Agravar a crise climática blindando o uso dos combustíveis fósseis

Os cientistas climáticos concordam que três quartos dos restantes combustíveis fósseis devem permanecer inexplorados, se queremos estancar a galopante subida de temperatura global. Mas os governos que detêm centrais de energia suja e plataformas de perfuração poderão ser responsabilizados por milhões, se não bilhões de danos ao abrigo do TCE. O tratado pode ser empregue para exercer pressão significativa sobre governos para permitirem novos projectos que poderão acelerar as mudanças climáticas e manter uma contínua dependência dos combustíveis fósseis. Este perigo é ilustrado por diversos casos existentes, tal como o processo legal Rockhopper, a decorrer contra a abolição na Itália de novas plataformas offshore de petróleo, tal como a litigação TCE contra leis destinadas a pôr fim à extração de energias fósseis (na França) e para banir o uso de carvão para a produção de electricidade (na Holanda).

Cobrir o falhanço da privatização energética

Muitas comunidades internacionais e governos querem reverter privatizações falhadas e reconverter as redes de distribuição em públicas. Muitas dessas privatizações conduziram a um aumento das tarifas, um serviço empobrecido, sub-investimento nas infraestrutras, ondas de despedimento, piores condições de trabalho – e a lista continua. Porém, revertê-las pode desencadear acções judiciais por parte dos investidores, por danos potenciais, na ordem dos milhões. Isso ocorreu por exemplo, à Albânia, após ter revogado a licença de distribuição eléctrica ao gigante da energia checa ČEZ. Também em 2019, quando o partido da oposição no Reino Unido, o Partido Trabalhista Britânico, planeou retomar o controlo da indústria energética, os advogados de arbitragem previram uma “avalanche de queixas” ao abrigo do TCE e de outros acordos de investimento.

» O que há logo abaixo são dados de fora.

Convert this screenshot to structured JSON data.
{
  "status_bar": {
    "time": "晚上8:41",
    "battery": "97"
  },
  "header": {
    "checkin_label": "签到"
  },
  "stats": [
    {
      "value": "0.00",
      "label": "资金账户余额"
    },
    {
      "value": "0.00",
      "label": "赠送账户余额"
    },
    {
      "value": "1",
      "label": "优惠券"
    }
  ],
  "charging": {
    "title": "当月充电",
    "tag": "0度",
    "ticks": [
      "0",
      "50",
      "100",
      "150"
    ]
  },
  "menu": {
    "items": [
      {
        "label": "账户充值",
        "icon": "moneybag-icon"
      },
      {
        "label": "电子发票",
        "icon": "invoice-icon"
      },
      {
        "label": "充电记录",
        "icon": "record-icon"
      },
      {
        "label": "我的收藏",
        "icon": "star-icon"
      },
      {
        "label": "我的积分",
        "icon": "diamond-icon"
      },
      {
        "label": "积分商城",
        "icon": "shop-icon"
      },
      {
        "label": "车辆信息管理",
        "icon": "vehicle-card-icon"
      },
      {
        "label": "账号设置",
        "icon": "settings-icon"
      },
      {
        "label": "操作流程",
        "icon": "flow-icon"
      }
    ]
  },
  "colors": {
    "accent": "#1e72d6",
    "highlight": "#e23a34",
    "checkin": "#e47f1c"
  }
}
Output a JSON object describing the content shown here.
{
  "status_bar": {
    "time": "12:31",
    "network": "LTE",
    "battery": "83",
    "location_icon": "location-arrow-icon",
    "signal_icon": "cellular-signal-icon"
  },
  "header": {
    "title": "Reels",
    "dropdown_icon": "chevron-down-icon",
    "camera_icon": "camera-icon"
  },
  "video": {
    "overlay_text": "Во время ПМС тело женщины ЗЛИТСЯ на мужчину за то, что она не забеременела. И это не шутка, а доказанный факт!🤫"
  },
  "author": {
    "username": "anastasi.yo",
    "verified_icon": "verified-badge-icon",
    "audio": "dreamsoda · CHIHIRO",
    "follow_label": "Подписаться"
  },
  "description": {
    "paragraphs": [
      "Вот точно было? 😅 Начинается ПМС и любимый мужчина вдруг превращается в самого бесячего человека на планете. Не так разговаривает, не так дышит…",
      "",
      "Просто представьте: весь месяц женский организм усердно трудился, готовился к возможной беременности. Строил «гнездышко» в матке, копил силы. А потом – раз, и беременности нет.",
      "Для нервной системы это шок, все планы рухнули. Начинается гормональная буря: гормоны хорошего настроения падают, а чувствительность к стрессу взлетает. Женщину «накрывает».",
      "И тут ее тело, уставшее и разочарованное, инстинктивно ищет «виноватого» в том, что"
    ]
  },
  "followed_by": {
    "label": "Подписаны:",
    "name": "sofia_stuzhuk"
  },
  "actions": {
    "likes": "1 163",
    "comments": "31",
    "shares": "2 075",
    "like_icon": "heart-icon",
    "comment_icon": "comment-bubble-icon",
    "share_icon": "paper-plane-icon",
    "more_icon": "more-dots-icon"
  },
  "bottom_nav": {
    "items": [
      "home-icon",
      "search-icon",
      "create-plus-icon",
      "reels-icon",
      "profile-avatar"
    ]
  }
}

Minar os esforços para tornar a electricidade acessível a todos

A pobreza energética é uma realidade a nível global. Estima-se que 600 milhões de pessoas ainda não têm acesso à electricidade em África. A chave para resolver o problema é a capacidade dos governos para regularizarem os preços e imporem um limite quando necessário. Mas o TCE pode ser usado para minar a acção governamental no sentido de reduzir a pobreza energética. Vários governos de países da Europa de Leste foram já processados sob o TCE por terem tomado medidas de redução dos lucros da indústria para diminuir os preços da electricidade para os consumidores. No Reino Unido, advogados de investimento previram “mais disputas regulatórias” sob o TCE, quando o governo conservador anterior, de Theresa May, anunciou um limite dos preços da energia para os consumidores.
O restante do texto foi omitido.